Diagnostic checks showed issues with heteroscedasticity, where the variance of residuals was inconsistent, and influential data points that distorted the model’s stability. To address these, a log transformation was applied to RestingBP, which reduced heteroscedasticity but rendered LogRestingBP less significant. Removing influential points significantly improved the model’s stability, making LogRestingBP approach significance again and enhancing the reliability of other predictors. However, ChestPainTypeTA became insignificant, indicating potential unresolved data complexities.
The final model is more stable and provides clearer insights into heart disease risk factors. While adjustments like point removal and transformations improved model reliability, they also reduced the sample size, potentially limiting generalization.
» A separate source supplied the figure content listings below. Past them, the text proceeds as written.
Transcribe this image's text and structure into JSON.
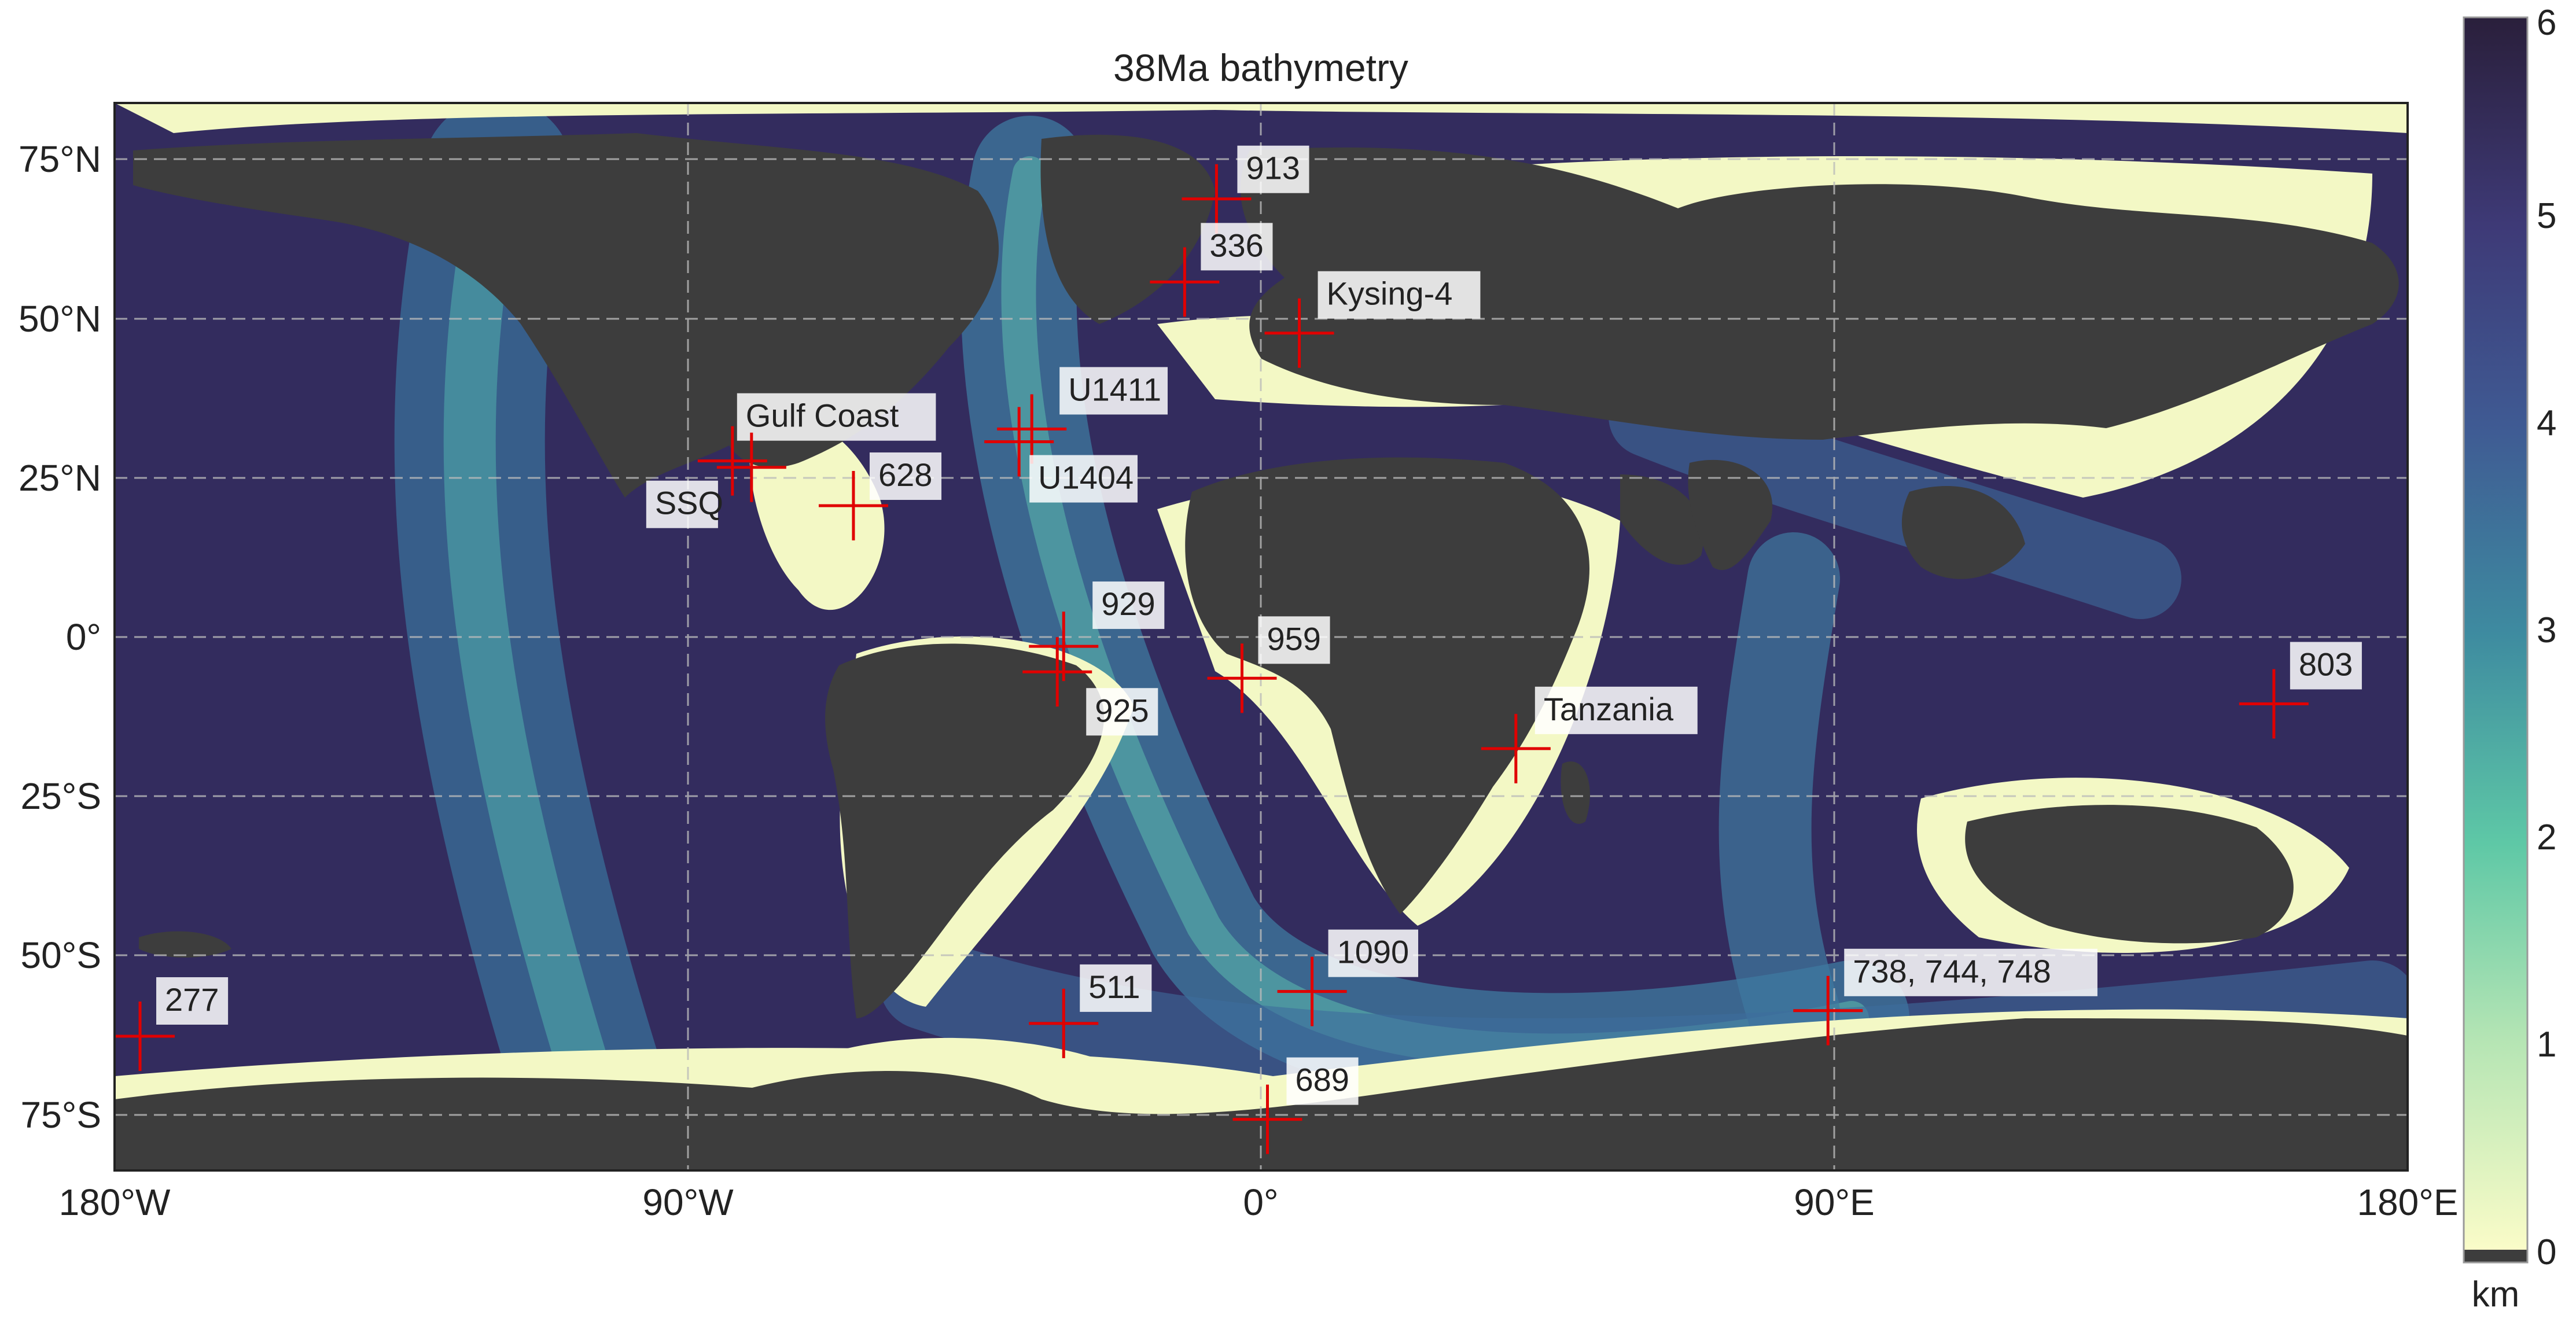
{
  "title": "38Ma bathymetry",
  "lon_ticks": [
    "180°W",
    "90°W",
    "0°",
    "90°E",
    "180°E"
  ],
  "lat_ticks": [
    "75°N",
    "50°N",
    "25°N",
    "0°",
    "25°S",
    "50°S",
    "75°S"
  ],
  "colorbar": {
    "unit": "km",
    "ticks": [
      "0",
      "1",
      "2",
      "3",
      "4",
      "5",
      "6"
    ],
    "range": [
      0,
      6
    ],
    "stops": [
      "#fafcc8",
      "#b5e5b4",
      "#5ec8a6",
      "#3e8ba0",
      "#3f5a93",
      "#3e3a77",
      "#2a1f3b"
    ],
    "land_color": "#3d3d3d"
  },
  "colors": {
    "marker": "#e00000",
    "land": "#3d3d3d",
    "shelf": "#f3f8c5",
    "deep": "#2f2a57"
  },
  "sites": [
    {
      "name": "913",
      "lon": -7,
      "lat": 70
    },
    {
      "name": "336",
      "lon": -12,
      "lat": 57
    },
    {
      "name": "Kysing-4",
      "lon": 6,
      "lat": 49
    },
    {
      "name": "U1411",
      "lon": -36,
      "lat": 34
    },
    {
      "name": "U1404",
      "lon": -38,
      "lat": 32
    },
    {
      "name": "Gulf Coast",
      "lon": -83,
      "lat": 29
    },
    {
      "name": "628",
      "lon": -64,
      "lat": 22
    },
    {
      "name": "SSQ",
      "lon": -80,
      "lat": 28
    },
    {
      "name": "929",
      "lon": -31,
      "lat": 0
    },
    {
      "name": "925",
      "lon": -32,
      "lat": -4
    },
    {
      "name": "959",
      "lon": -3,
      "lat": -5
    },
    {
      "name": "Tanzania",
      "lon": 40,
      "lat": -16
    },
    {
      "name": "803",
      "lon": 159,
      "lat": -9
    },
    {
      "name": "277",
      "lon": -176,
      "lat": -61
    },
    {
      "name": "511",
      "lon": -31,
      "lat": -59
    },
    {
      "name": "1090",
      "lon": 8,
      "lat": -54
    },
    {
      "name": "738, 744, 748",
      "lon": 89,
      "lat": -57
    },
    {
      "name": "689",
      "lon": 1,
      "lat": -74
    }
  ]
}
Despite these challenges, the analysis offers a solid foundation for understanding heart disease risk and provides meaningful takeaways that could inform medical risk assessments and future research.
## Future Analysis Recommendation
While logistic regression provides a straightforward and interpretable model for predicting heart disease risk, other modeling techniques could offer additional insights or improve model robustness. For instance, Ridge Regression and Lasso Regression can help mitigate multicollinearity by adding regularization, making the model less sensitive to small fluctuations in the data. Additionally, Random Forests or Support Vector Machines (SVM) could be explored to capture non-linear relationships in the predictors. Future work could involve testing these models to assess whether they improve prediction accuracy or offer additional interpretive insights.